What motivates a person to open up their hearts and wallets to donate to an organization or a cause? There are many reasons — ranging from the desire to do good, to wanting to be remembered or gain recognition, to seeking a tax credit or deduction. And of course, some give simply because they were asked.  

This is in contrast to the reasons that faith-based donors give. A faith-based donor sees giving as a matter of faith guided by God’s call to love and serve our neighbors. The Bible says, “Each man should give what he has decided in his heart to give, not reluctantly or under compulsion, for God loves a cheerful giver” (2 Corinthians 9:7). In some religions, members freely give one-tenth of their earning every year to the Church, a practice called tithing. 

Jesus teaches us about the Corporal Works of Mercy. Many faith-based organizations are centered on meeting basic needs of humanity such as feeding the hungry, sheltering the homeless, and visiting the sick. These charitable actions give us a model for how we should treat others. 

Understanding people’s motivation to give allows you to make it more clear how your organization can help them meet their own needs or obligations. Let donors know that their gift provides an opportunity to answer these calls from God in the Corporal Works of Mercy. By joining their gifts and resources with those of others, the donor can look beyond him or herself and provide help to those in need. 

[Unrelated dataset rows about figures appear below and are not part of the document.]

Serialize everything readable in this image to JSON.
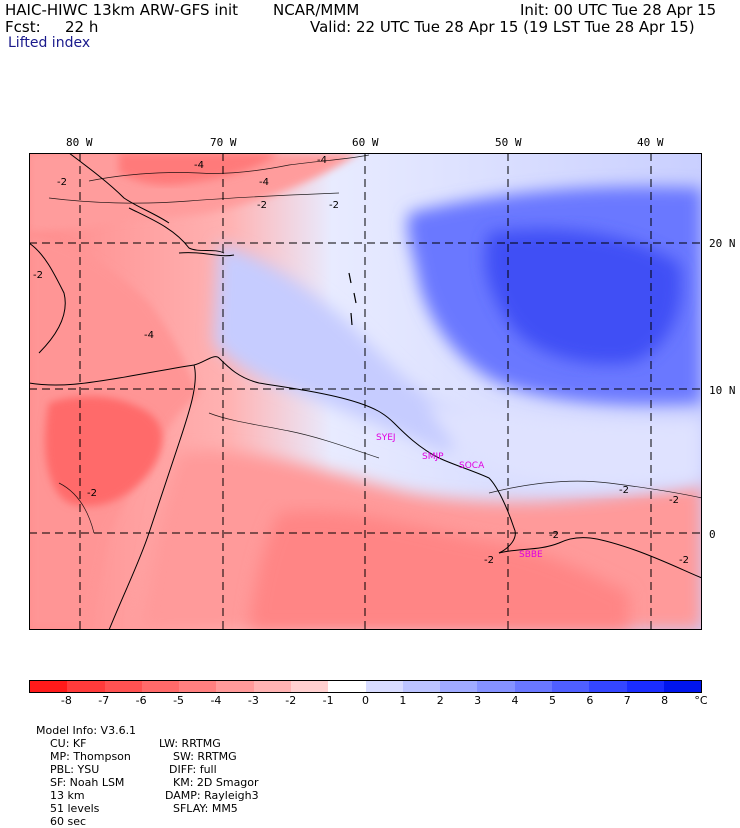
{
  "header": {
    "model": "HAIC-HIWC 13km ARW-GFS init",
    "org": "NCAR/MMM",
    "init": "Init: 00 UTC Tue 28 Apr 15",
    "fcst_label": "Fcst:",
    "fcst_value": "22 h",
    "valid": "Valid: 22 UTC Tue 28 Apr 15 (19 LST Tue 28 Apr 15)",
    "field": "Lifted index"
  },
  "map": {
    "lon_labels": [
      "80 W",
      "70 W",
      "60 W",
      "50 W",
      "40 W"
    ],
    "lat_labels": [
      "20 N",
      "10 N",
      "0"
    ],
    "contour_labels": [
      "-4",
      "-4",
      "-4",
      "-2",
      "-2",
      "-2",
      "-2",
      "-2",
      "-2",
      "-2",
      "-2",
      "-2",
      "-2",
      "-4"
    ],
    "stations": [
      "SYEJ",
      "SMJP",
      "SOCA",
      "SBBE"
    ]
  },
  "colorbar": {
    "unit": "°C",
    "ticks": [
      "-8",
      "-7",
      "-6",
      "-5",
      "-4",
      "-3",
      "-2",
      "-1",
      "0",
      "1",
      "2",
      "3",
      "4",
      "5",
      "6",
      "7",
      "8"
    ],
    "colors": [
      "#ff1a1a",
      "#ff3b3b",
      "#ff5252",
      "#ff6a6a",
      "#ff8080",
      "#ff9a9a",
      "#ffb3b3",
      "#ffd0d0",
      "#ffffff",
      "#d8dcff",
      "#bcc4ff",
      "#a0abff",
      "#8592ff",
      "#6a78ff",
      "#4f5fff",
      "#3446ff",
      "#1a2dff",
      "#0015ee"
    ]
  },
  "footer": {
    "line1": [
      "Model Info: V3.6.1",
      "CU: KF",
      "MP: Thompson",
      "PBL: YSU",
      "SF: Noah LSM",
      "13 km",
      "51 levels",
      "60 sec"
    ],
    "line2": [
      "LW: RRTMG",
      "SW: RRTMG",
      "DIFF: full",
      "KM: 2D Smagor",
      "DAMP: Rayleigh3",
      "SFLAY: MM5"
    ]
  }
}
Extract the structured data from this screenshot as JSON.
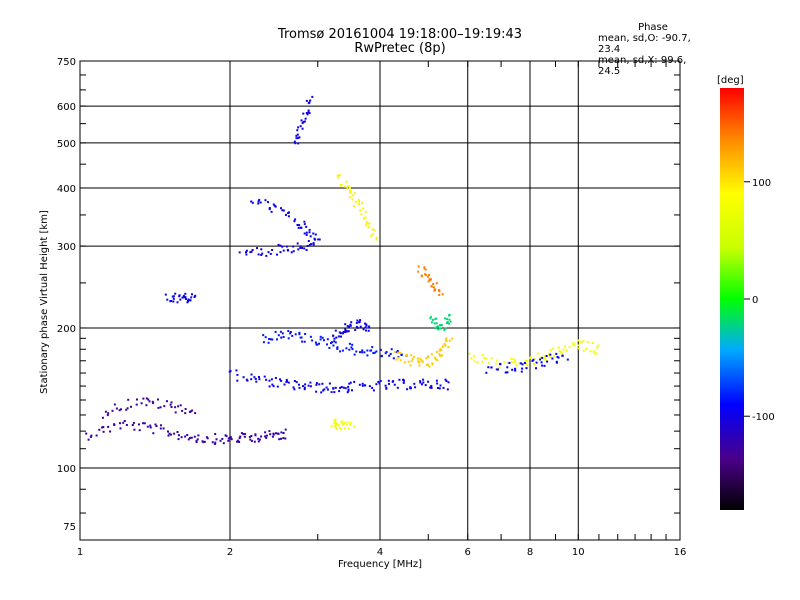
{
  "chart_data": {
    "type": "scatter",
    "title": "Tromsø 20161004 19:18:00–19:19:43",
    "subtitle": "RwPretec (8p)",
    "xlabel": "Frequency [MHz]",
    "ylabel": "Stationary phase Virtual Height [km]",
    "xscale": "log",
    "yscale": "log",
    "xlim": [
      1,
      16
    ],
    "ylim": [
      70,
      750
    ],
    "x_ticks": [
      1,
      2,
      4,
      6,
      8,
      10,
      16
    ],
    "y_ticks": [
      75,
      100,
      200,
      300,
      400,
      500,
      600,
      750
    ],
    "grid": true,
    "phase_box": {
      "heading": "Phase",
      "line1": "mean, sd,O: -90.7, 23.4",
      "line2": "mean, sd,X:  99.6, 24.5"
    },
    "colorbar": {
      "label": "[deg]",
      "ticks": [
        100,
        0,
        -100
      ],
      "range": [
        -180,
        180
      ],
      "colormap": "rainbow"
    },
    "series": [
      {
        "traces": [
          {
            "x": [
              1.02,
              1.2,
              1.4,
              1.6,
              1.8,
              2.0,
              2.2,
              2.4,
              2.6
            ],
            "y": [
              118,
              125,
              122,
              118,
              116,
              116,
              117,
              118,
              119
            ],
            "phase": -125
          },
          {
            "x": [
              1.1,
              1.3,
              1.5,
              1.7
            ],
            "y": [
              132,
              140,
              137,
              133
            ],
            "phase": -130
          },
          {
            "x": [
              2.0,
              2.3,
              2.6,
              2.9,
              3.2,
              3.5,
              4.0,
              4.5,
              5.0,
              5.5
            ],
            "y": [
              160,
              155,
              152,
              150,
              149,
              150,
              151,
              152,
              152,
              152
            ],
            "phase": -95
          },
          {
            "x": [
              2.1,
              2.4,
              2.7,
              3.0
            ],
            "y": [
              290,
              295,
              300,
              305
            ],
            "phase": -100
          },
          {
            "x": [
              2.2,
              2.5,
              2.8,
              3.0
            ],
            "y": [
              380,
              360,
              330,
              310
            ],
            "phase": -95
          },
          {
            "x": [
              2.7,
              2.8,
              2.9
            ],
            "y": [
              500,
              560,
              620
            ],
            "phase": -100
          },
          {
            "x": [
              1.5,
              1.6,
              1.7
            ],
            "y": [
              232,
              233,
              232
            ],
            "phase": -95
          },
          {
            "x": [
              2.3,
              2.6,
              2.9,
              3.2,
              3.6,
              4.0,
              4.5
            ],
            "y": [
              190,
              195,
              190,
              185,
              180,
              178,
              176
            ],
            "phase": -85
          },
          {
            "x": [
              3.2,
              3.4,
              3.6,
              3.8
            ],
            "y": [
              190,
              200,
              205,
              200
            ],
            "phase": -100
          },
          {
            "x": [
              3.2,
              3.3,
              3.5
            ],
            "y": [
              125,
              124,
              125
            ],
            "phase": 80
          },
          {
            "x": [
              3.3,
              3.5,
              3.7,
              3.9
            ],
            "y": [
              420,
              390,
              350,
              310
            ],
            "phase": 95
          },
          {
            "x": [
              4.3,
              4.7,
              5.0,
              5.3,
              5.5
            ],
            "y": [
              175,
              170,
              170,
              180,
              190
            ],
            "phase": 110
          },
          {
            "x": [
              4.8,
              5.0,
              5.3
            ],
            "y": [
              270,
              250,
              240
            ],
            "phase": 140
          },
          {
            "x": [
              5.0,
              5.3,
              5.5
            ],
            "y": [
              210,
              200,
              215
            ],
            "phase": -20
          },
          {
            "x": [
              6.0,
              7.0,
              8.0,
              9.0,
              10.0,
              11.0
            ],
            "y": [
              175,
              168,
              170,
              178,
              185,
              180
            ],
            "phase": 80
          },
          {
            "x": [
              6.5,
              7.5,
              8.5,
              9.5
            ],
            "y": [
              165,
              165,
              170,
              175
            ],
            "phase": -90
          }
        ]
      }
    ]
  }
}
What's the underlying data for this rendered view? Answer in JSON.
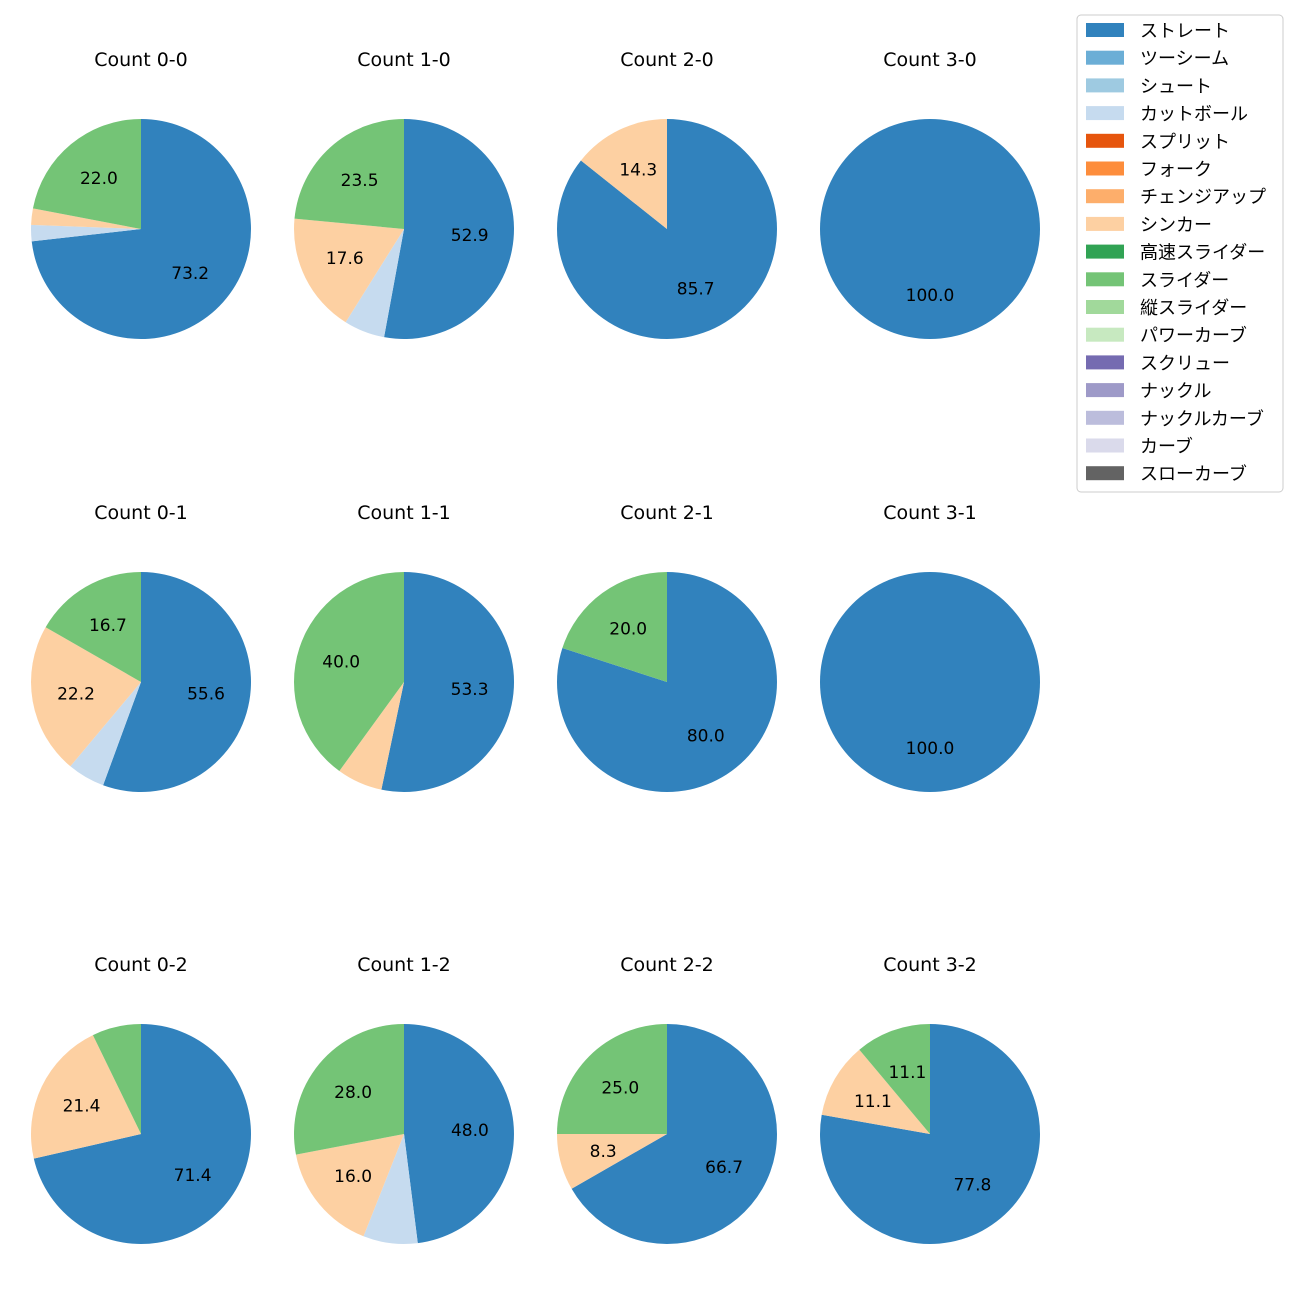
{
  "legend": [
    {
      "label": "ストレート",
      "color": "#3182bd"
    },
    {
      "label": "ツーシーム",
      "color": "#6baed6"
    },
    {
      "label": "シュート",
      "color": "#9ecae1"
    },
    {
      "label": "カットボール",
      "color": "#c6dbef"
    },
    {
      "label": "スプリット",
      "color": "#e6550d"
    },
    {
      "label": "フォーク",
      "color": "#fd8d3c"
    },
    {
      "label": "チェンジアップ",
      "color": "#fdae6b"
    },
    {
      "label": "シンカー",
      "color": "#fdd0a2"
    },
    {
      "label": "高速スライダー",
      "color": "#31a354"
    },
    {
      "label": "スライダー",
      "color": "#74c476"
    },
    {
      "label": "縦スライダー",
      "color": "#a1d99b"
    },
    {
      "label": "パワーカーブ",
      "color": "#c7e9c0"
    },
    {
      "label": "スクリュー",
      "color": "#756bb1"
    },
    {
      "label": "ナックル",
      "color": "#9e9ac8"
    },
    {
      "label": "ナックルカーブ",
      "color": "#bcbddc"
    },
    {
      "label": "カーブ",
      "color": "#dadaeb"
    },
    {
      "label": "スローカーブ",
      "color": "#636363"
    }
  ],
  "chart_data": [
    {
      "type": "pie",
      "title": "Count 0-0",
      "slices": [
        {
          "pitch": "ストレート",
          "value": 73.2,
          "label": "73.2"
        },
        {
          "pitch": "カットボール",
          "value": 2.4,
          "label": ""
        },
        {
          "pitch": "シンカー",
          "value": 2.4,
          "label": ""
        },
        {
          "pitch": "スライダー",
          "value": 22.0,
          "label": "22.0"
        }
      ]
    },
    {
      "type": "pie",
      "title": "Count 1-0",
      "slices": [
        {
          "pitch": "ストレート",
          "value": 52.9,
          "label": "52.9"
        },
        {
          "pitch": "カットボール",
          "value": 6.0,
          "label": ""
        },
        {
          "pitch": "シンカー",
          "value": 17.6,
          "label": "17.6"
        },
        {
          "pitch": "スライダー",
          "value": 23.5,
          "label": "23.5"
        }
      ]
    },
    {
      "type": "pie",
      "title": "Count 2-0",
      "slices": [
        {
          "pitch": "ストレート",
          "value": 85.7,
          "label": "85.7"
        },
        {
          "pitch": "シンカー",
          "value": 14.3,
          "label": "14.3"
        }
      ]
    },
    {
      "type": "pie",
      "title": "Count 3-0",
      "slices": [
        {
          "pitch": "ストレート",
          "value": 100.0,
          "label": "100.0"
        }
      ]
    },
    {
      "type": "pie",
      "title": "Count 0-1",
      "slices": [
        {
          "pitch": "ストレート",
          "value": 55.6,
          "label": "55.6"
        },
        {
          "pitch": "カットボール",
          "value": 5.5,
          "label": ""
        },
        {
          "pitch": "シンカー",
          "value": 22.2,
          "label": "22.2"
        },
        {
          "pitch": "スライダー",
          "value": 16.7,
          "label": "16.7"
        }
      ]
    },
    {
      "type": "pie",
      "title": "Count 1-1",
      "slices": [
        {
          "pitch": "ストレート",
          "value": 53.3,
          "label": "53.3"
        },
        {
          "pitch": "シンカー",
          "value": 6.7,
          "label": ""
        },
        {
          "pitch": "スライダー",
          "value": 40.0,
          "label": "40.0"
        }
      ]
    },
    {
      "type": "pie",
      "title": "Count 2-1",
      "slices": [
        {
          "pitch": "ストレート",
          "value": 80.0,
          "label": "80.0"
        },
        {
          "pitch": "スライダー",
          "value": 20.0,
          "label": "20.0"
        }
      ]
    },
    {
      "type": "pie",
      "title": "Count 3-1",
      "slices": [
        {
          "pitch": "ストレート",
          "value": 100.0,
          "label": "100.0"
        }
      ]
    },
    {
      "type": "pie",
      "title": "Count 0-2",
      "slices": [
        {
          "pitch": "ストレート",
          "value": 71.4,
          "label": "71.4"
        },
        {
          "pitch": "シンカー",
          "value": 21.4,
          "label": "21.4"
        },
        {
          "pitch": "スライダー",
          "value": 7.2,
          "label": ""
        }
      ]
    },
    {
      "type": "pie",
      "title": "Count 1-2",
      "slices": [
        {
          "pitch": "ストレート",
          "value": 48.0,
          "label": "48.0"
        },
        {
          "pitch": "カットボール",
          "value": 8.0,
          "label": ""
        },
        {
          "pitch": "シンカー",
          "value": 16.0,
          "label": "16.0"
        },
        {
          "pitch": "スライダー",
          "value": 28.0,
          "label": "28.0"
        }
      ]
    },
    {
      "type": "pie",
      "title": "Count 2-2",
      "slices": [
        {
          "pitch": "ストレート",
          "value": 66.7,
          "label": "66.7"
        },
        {
          "pitch": "シンカー",
          "value": 8.3,
          "label": "8.3"
        },
        {
          "pitch": "スライダー",
          "value": 25.0,
          "label": "25.0"
        }
      ]
    },
    {
      "type": "pie",
      "title": "Count 3-2",
      "slices": [
        {
          "pitch": "ストレート",
          "value": 77.8,
          "label": "77.8"
        },
        {
          "pitch": "シンカー",
          "value": 11.1,
          "label": "11.1"
        },
        {
          "pitch": "スライダー",
          "value": 11.1,
          "label": "11.1"
        }
      ]
    }
  ]
}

According to the Giving USA 2018 Annual Report on Philanthropy published by The Giving Institute, religious groups received the largest share of charitable donations in 2017 (for a total of $127.37 billion, or roughly one-third of all donations made to organizations). Much of these contributions can be attributed to people giving to their local place of worship. 
Understanding why donors stop 
It is also important to understand why people stop giving — and there are many. At the Association of Fundraising Professionals (AFP) conference in March 2016, a survey presented by Steven Shattuck unveiled several explanations:

  • More than 50% of donors stopped giving because they could no longer afford to give.
  • Around one-third of donors felt that other organizations were more deserving.
  • Other reasons donors cited were poor communications, never receiving thank-you messages, never receiving information on how monies were used, and the impression that the charity did not need them.

The first of these reasons is unavoidable. However, the other reasons are the direct result of weak donor communications — a problem that can definitely be fixed.

Knowing the reason that a faith-based donor gives, you need to treat the ask differently. More broadly, you can use this insight to inform the tactics of your development plan. Some ideas include:

1.    Clearly ask donors to give. Christians give to show their love and thanksgiving to God for all that He has given them. They are commanded to give in the Bible. Jesus says, “Freely you have received, freely give” (Matt. 10:8)

2.    Communicate with a faith-based message. Emails and direct mail should resonate with a faith-based audience. The tone and images should be respectful. 

3.    Tie a religious connection to special events. For an annual appeal at a diocese, the cardinal or archbishop could have a special mass followed by a small reception where donors could have their photo taken with the cardinal. 

4.    Explain to recipients what their support is achieving. Send emails or materials that demonstrate that donors’ dollars are well spent in fulfilling the mission. Donors want to know that their gift will be used for the good of the organization.

5.    Offer prayer requests. Give donors the option to send in special prayer intentions. 

6.    Inscribe a dedication. Some donors who desire a permanent legacy may want an opportunity for a lasting recognition of their support, either for themselves or to honor or recognize someone special in their lives. Some options are brick dedications, recognition walls or special altars.

7.    Ask donors for their prayers. Your donor believes in the power of prayer and would be willing to pray for your cause. If they are praying for your organization, they are more likely to give.

The New Testament talks about the importance and benefits of giving. We are to give as we are able. Sometimes that means giving more than 10 percent, and in other cases, giving less. It all depends on the ability of the Christian and the needs of the church. The Bible states that every Christian should diligently pray and seek God’s wisdom in the matter of participating in tithing and/or how much to give (James 1:5). Above all, tithes and offerings should be given with pure motives and an attitude of worship to God and service to the body of Christ. 

Again, knowing why people give is essential to your fundraising efforts, because it makes it easier to know how and when to approach the donor.